MSF

Vaccines: A Preventable Fate

Venetia Dearden in Mali

A Preventable Fate

Twenty percent of all the babies born in the world each year—the equivalent of nearly five times the children born yearly in the United States—are not getting the basic vaccines they need to be protected from killer diseases, such as measles.

And that’s why Venetia Dearden traveled to West African nation of Mali with Doctors Without Borders/Médecins Sans Frontières (MSF) to see firsthand the importance of vaccines to families and the lengths to which they must go to get them. When MSF teams stage vaccination campaigns in the West African nation of Mali, mothers will come from hours away, sometimes days away.

In the first year of their life, children must receive vaccines five separate times. In certain parts of the world, it can be extremely difficult for children and their caregivers to come so often if they live far away from a vaccination point or can't afford the cost of transportation. As in many other countries, these women, who are overwhelmingly the stewards of their families when it comes to health issues, want the protection vaccines can provide them and their children against several potentially deadly diseases that plague the region.

In the best-case scenario, MSF and other agencies would bring the vaccines to them, wherever they lived, in whatever conditions. But this isn’t possible at present, because many of the vaccines available today are not tailored for the difficult environments in which they must be used. To give but one example: establishing and sustaining cold chain is very difficult in places where electricity is hard to come by, to say nothing of ice. That’s why MSF has been advocating for a global approach to vaccine development and dissemination that takes into account the conditions in the countries where these vaccines are most needed to half preventable deaths, as well as the particular strains of diseases found in various locations.

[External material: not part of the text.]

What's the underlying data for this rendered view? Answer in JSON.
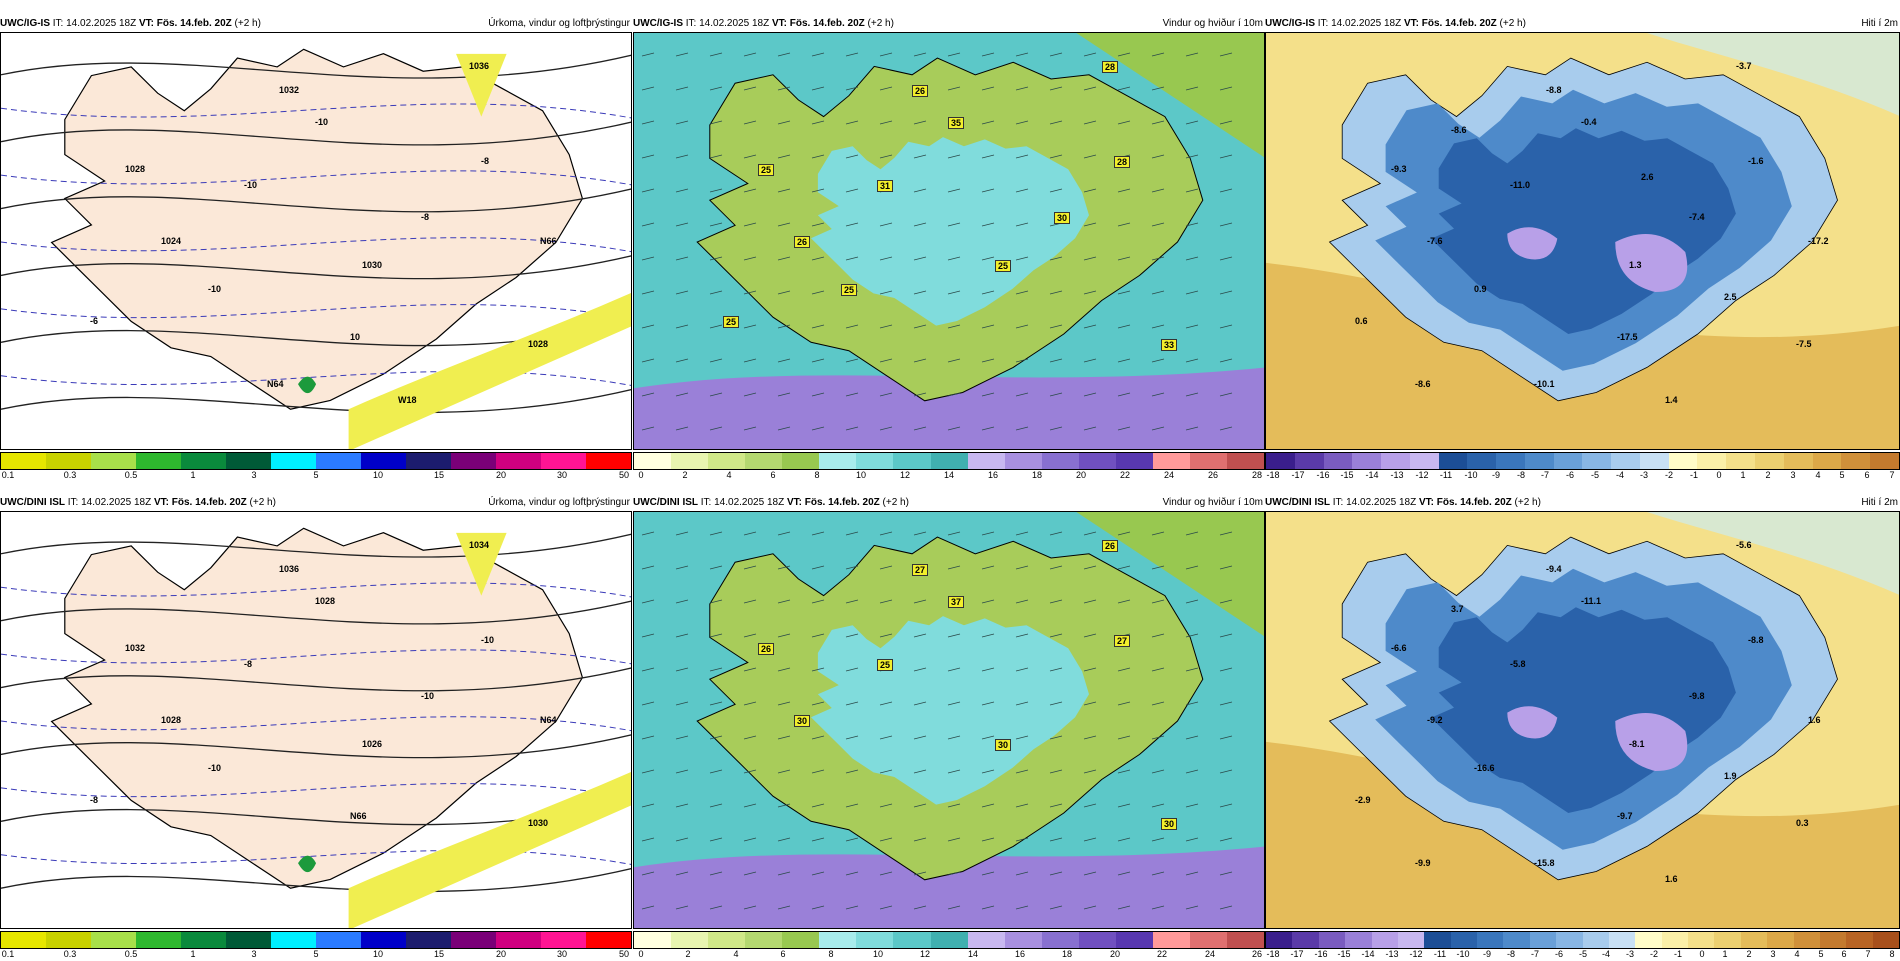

Read more about MSF's work with Vaccines and Vaccination Campaigns, and its advocacy on behalf of those still vulnerable to, and dying from, preventable diseases.

Behind the scenes with Venetia Dearden

Venetia Dearden grew up in Somerset, an area she has been documenting over the past decade, for which she has received various awards and on which she published her first book, “Somerset Stories, Fivepenny Dreams” in 2008. Her second book, "Glastonbury, Another Stage," published in 2010, was shown in New York, Australia and at the National Portrait Gallery as her first solo show in London. Her work continues to be published worldwide.

An early degree in anthropology fueled her passion for travel and discovery of people and their environment, naturally taking her on a course of documenting all she experienced with her camera. Her use of natural light, subtle and intimate portraits of people and landscapes are highly emotive, spontaneous and a testament to her zest for life.

Venetia recently joined VII Photo Agency in New York and Paris and is also represented by Santucci & Co in London. A two-year collaboration with Mulberry has recently culminated in a bespoke coffee table book released earlier this year celebrating the 40th anniversary of the British brand.

In September 2011, Venetia was awarded the Vic Odden Award by the Royal Photographic Society, for outstanding contribution to photography for a photographer under 35 years of age in the U.K. Her fourth book, "Eight Days," a personal document of a road trip in the United States, has just been published.